Bu konuyu açıklayan bir aşağıdaki örnek sanırım açıklayıcı olabilir.
Bir ebeveyn anlaşması mümkün olabilir...
Mümkün. Ve öneriyorum. Peki, o anlaşmalar ciddi bir dille mi yazılmalı? Elbette kaygılandırmayan bir yaklaşım seçilmeli. “Onlara 'empati' dilinin kullanıldığı bir anlaşma fikri daha mı iyi olurdu?” derken, Amerikalı anne Janell Burley Hofmann’ın oğluyla yaptığı bir sözleşmeyi hatırlatmak istedim. Burley Hofmann, 13 yaşındaki oğlu Gregory'ye akıllı bir telefon alır, fakat oğlunun telefonu kullanabilmesi için annesinin hazırladığı 18 maddelik maddeyi kabul etmesi koşuluyla. İşte bir annenin oğluyla yaptığı anlaşmanın bir kısmı:
“Sevgili oğlum,
Seninle gurur duyuyorum çünkü artık bir telefon sahibisin, bu harika, seni kutluyorum. Bu telefonu sana ödünç veriyorum. Bunu sakın unutma.
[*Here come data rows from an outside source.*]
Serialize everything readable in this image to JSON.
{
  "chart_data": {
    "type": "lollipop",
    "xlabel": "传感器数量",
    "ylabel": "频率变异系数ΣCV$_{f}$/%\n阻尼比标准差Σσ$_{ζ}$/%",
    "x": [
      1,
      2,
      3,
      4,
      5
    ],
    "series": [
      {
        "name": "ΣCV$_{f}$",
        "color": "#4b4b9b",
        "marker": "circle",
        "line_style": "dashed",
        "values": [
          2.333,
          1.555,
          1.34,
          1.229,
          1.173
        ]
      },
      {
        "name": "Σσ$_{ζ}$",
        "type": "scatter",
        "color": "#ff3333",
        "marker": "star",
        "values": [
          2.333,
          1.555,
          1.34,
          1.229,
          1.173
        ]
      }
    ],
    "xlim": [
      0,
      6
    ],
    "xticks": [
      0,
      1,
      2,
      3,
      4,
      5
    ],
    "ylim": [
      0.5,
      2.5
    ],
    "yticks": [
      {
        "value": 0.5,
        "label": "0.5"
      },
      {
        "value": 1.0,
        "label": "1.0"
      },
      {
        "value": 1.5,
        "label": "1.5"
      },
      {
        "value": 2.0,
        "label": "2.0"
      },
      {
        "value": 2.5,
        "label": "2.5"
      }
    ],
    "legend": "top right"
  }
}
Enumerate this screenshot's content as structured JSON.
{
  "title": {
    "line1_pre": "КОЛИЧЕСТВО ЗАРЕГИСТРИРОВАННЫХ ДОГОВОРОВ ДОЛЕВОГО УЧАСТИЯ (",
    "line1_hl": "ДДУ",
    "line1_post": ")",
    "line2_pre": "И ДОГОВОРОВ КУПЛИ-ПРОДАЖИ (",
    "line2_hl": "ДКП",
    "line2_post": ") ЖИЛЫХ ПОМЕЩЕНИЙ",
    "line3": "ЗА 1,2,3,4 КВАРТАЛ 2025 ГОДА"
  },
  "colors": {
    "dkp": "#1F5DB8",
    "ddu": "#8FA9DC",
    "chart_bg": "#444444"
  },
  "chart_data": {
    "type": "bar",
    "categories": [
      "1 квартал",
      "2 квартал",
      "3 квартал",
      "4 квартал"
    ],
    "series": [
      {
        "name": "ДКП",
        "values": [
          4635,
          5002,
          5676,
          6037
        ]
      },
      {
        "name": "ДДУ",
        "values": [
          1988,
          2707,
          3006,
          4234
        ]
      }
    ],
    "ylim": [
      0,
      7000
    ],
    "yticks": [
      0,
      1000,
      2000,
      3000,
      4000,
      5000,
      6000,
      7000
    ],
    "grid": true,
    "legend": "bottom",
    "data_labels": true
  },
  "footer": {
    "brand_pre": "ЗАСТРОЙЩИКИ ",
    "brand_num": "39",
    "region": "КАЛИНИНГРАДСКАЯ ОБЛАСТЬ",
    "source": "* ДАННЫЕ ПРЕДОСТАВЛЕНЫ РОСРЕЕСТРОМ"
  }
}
- Bu telefonu hafta içi okul günleri akşam saat 19.30’da hafta sonu ise akşam saat 21.00’de kapatıp bize vereceksin. Telefon tüm gece kapalı kalacak.
- Okuldaki arkadaşlarınla mesajlaşmak yerine konuşmayı öğren.
- Telefonunu başkalarını aldatmak, kırmak ve hakaret etmek için kullanma. Yüz yüze söylemekten sakındığın şeyleri telefonda da söyleme.
- Kendinin ve başkalarının özel görüntülerini sanal dünyada paylaşma. Bu çok riskli bir durumdur. Sanal dünya senden çok daha büyük ve güçlüdür. İleride utanılacak duruma düşme.
- Telefon dışındaki hayatın da farkına var. Camdan dışarı bak. Kuşları dinle. Yürüyüşe çık. Google olmadan da araştırmayı öğren!
- Bu kuralları bozabilirsin. O zaman telefonunu elinden alırım. Birlikte oturur konuşuruz. Tekrar başlarız. Sen de ben de daima birlikte öğreniriz. Bu işte birlikteyiz, karşında değilim, taraf değiliz, yalnız değilsin.
- Umuyorum bu kuralları uygularsın.
- Bu metindeki birçok madde sadece telefonun için değil, senin tüm hayatınla ilgili. Çok hızlı büyüyorsun ve dünya çok büyük hızla değişiyor. Bu çok heyecan verici ama korkutucu da. Kendine ve gücüne inan çünkü hiçbir makinenin sahip olamayacağı kadar kocaman bir kalbe sahipsin.
Seni çok seviyorum ve hediyenin seni eğlendirmesini diliyorum...
Annen”
Yukarıdaki metnin içeriği değiştirilebilir, eklemeler yapılabilir. Metni karşılıklı olarak imzalayıp evin bir noktasına asmak gerekiyor. Kuralların ihlal edilmesi durumunda iki tarafı için de yaptırımlar mutlaka uygulanmalı diyor uzmanlar. Umarım işe yarar.